Take Care of Your Health
It’s easy for people to expect their spouse to fill up all the gaps in their own identity or well-being; if your spouse doesn’t exercise, why should you? If you’re depressed, it’s their job to cheer you up. This type of thinking not only puts you in a helpless, powerless position, but it also places an unfair amount of pressure on your spouse to be everything for you. Spouses are meant to support one another during difficult times and enhance one another’s general sense of happiness and well-being. It’s up to each person, however, to take care of themselves physically and mentally. People who exercise regularly, eat well and have healthy coping mechanisms are happier overall, which translates directly into their marriages.
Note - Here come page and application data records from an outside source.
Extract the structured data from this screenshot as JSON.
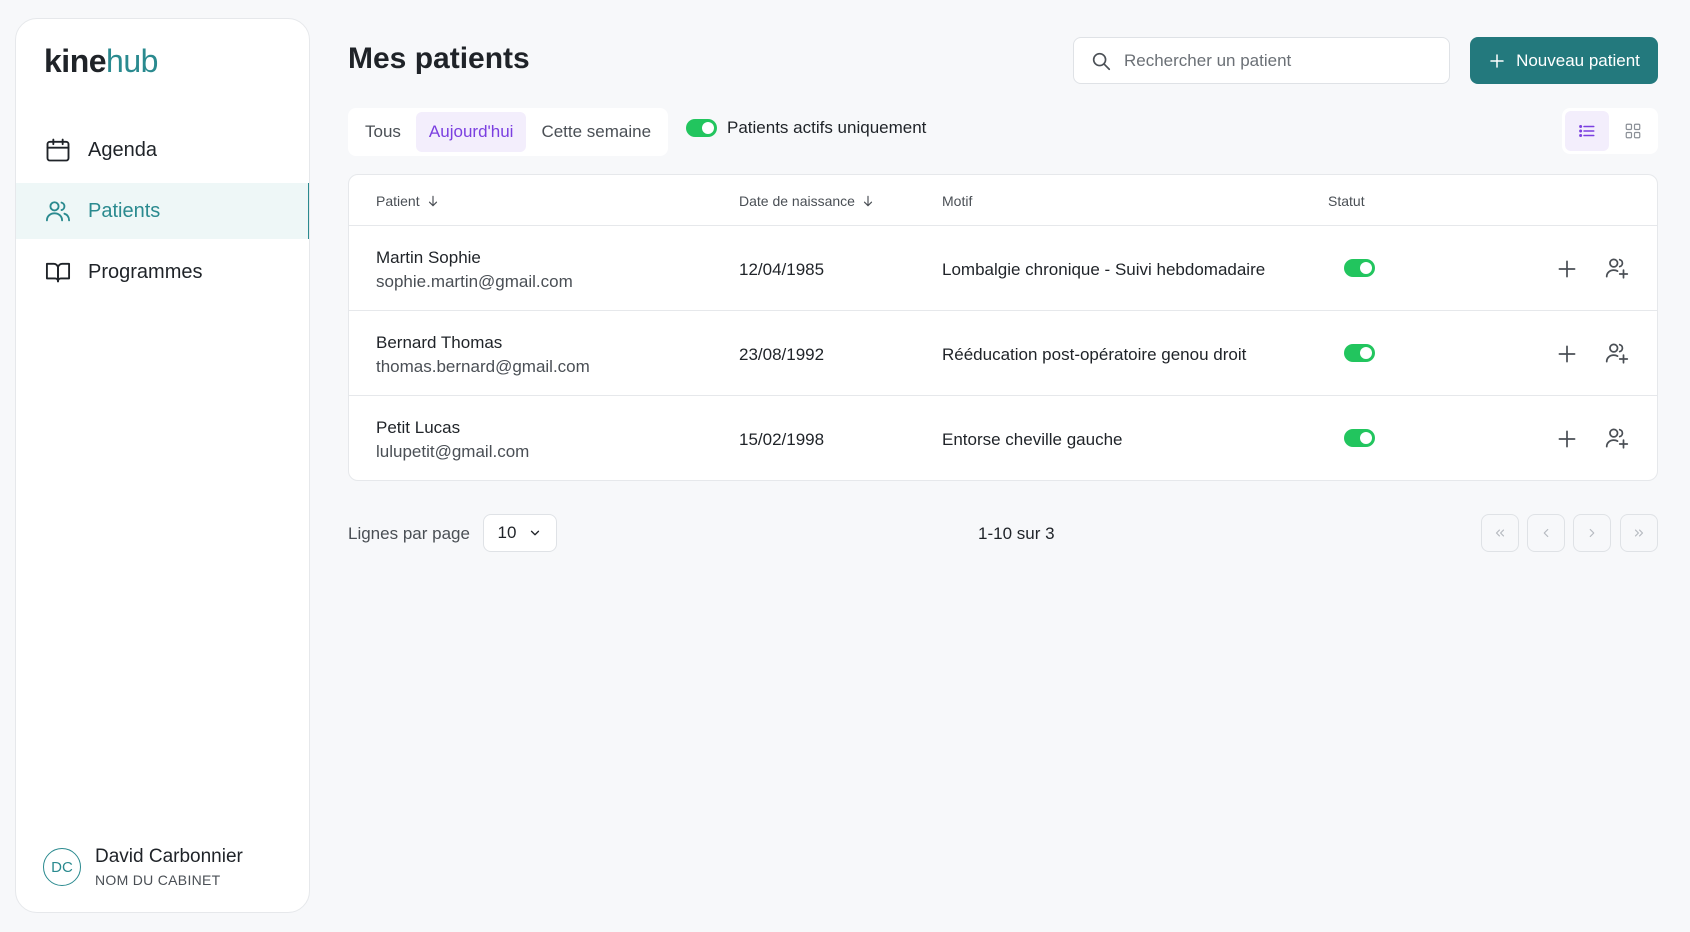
{
  "brand": {
    "part1": "kine",
    "part2": "hub",
    "accent": "#2a8a8f"
  },
  "sidebar": {
    "items": [
      {
        "label": "Agenda",
        "icon": "calendar-icon"
      },
      {
        "label": "Patients",
        "icon": "users-icon",
        "active": true
      },
      {
        "label": "Programmes",
        "icon": "book-icon"
      }
    ],
    "user": {
      "initials": "DC",
      "name": "David Carbonnier",
      "subtitle": "NOM DU CABINET"
    }
  },
  "header": {
    "title": "Mes patients",
    "search_placeholder": "Rechercher un patient",
    "new_button": "Nouveau patient"
  },
  "filters": {
    "tabs": [
      "Tous",
      "Aujourd'hui",
      "Cette semaine"
    ],
    "active_tab": "Aujourd'hui",
    "active_only_label": "Patients actifs uniquement",
    "active_only": true
  },
  "table": {
    "headers": {
      "patient": "Patient",
      "dob": "Date de naissance",
      "motif": "Motif",
      "status": "Statut"
    },
    "rows": [
      {
        "name": "Martin Sophie",
        "email": "sophie.martin@gmail.com",
        "dob": "12/04/1985",
        "motif": "Lombalgie chronique - Suivi hebdomadaire",
        "active": true
      },
      {
        "name": "Bernard Thomas",
        "email": "thomas.bernard@gmail.com",
        "dob": "23/08/1992",
        "motif": "Rééducation post-opératoire genou droit",
        "active": true
      },
      {
        "name": "Petit Lucas",
        "email": "lulupetit@gmail.com",
        "dob": "15/02/1998",
        "motif": "Entorse cheville gauche",
        "active": true
      }
    ]
  },
  "pagination": {
    "rows_label": "Lignes par page",
    "rows_value": "10",
    "range": "1-10 sur 3"
  },
  "colors": {
    "primary": "#23797d",
    "tab_active": "#7b3fe0",
    "toggle_on": "#22c55e"
  }
}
One of the biggest mistakes married couples make is to stop dating. No matter how much you love someone, you can still become bored with your marriage. Crated With Love suggests that you keep dating each other long after the wedding day. Schedule a weekly date night, get dressed up and do small, loving gestures for one another. Make sure you continue to value the small moments of intimacy, too. Folding the laundry together and taking the dogs out for a walk are just little tasks that can make your daily routine more meaningful.
Your spouse will keep growing and changing throughout life. With a little effort, you can grow together, not apart, and keep your marriage alive.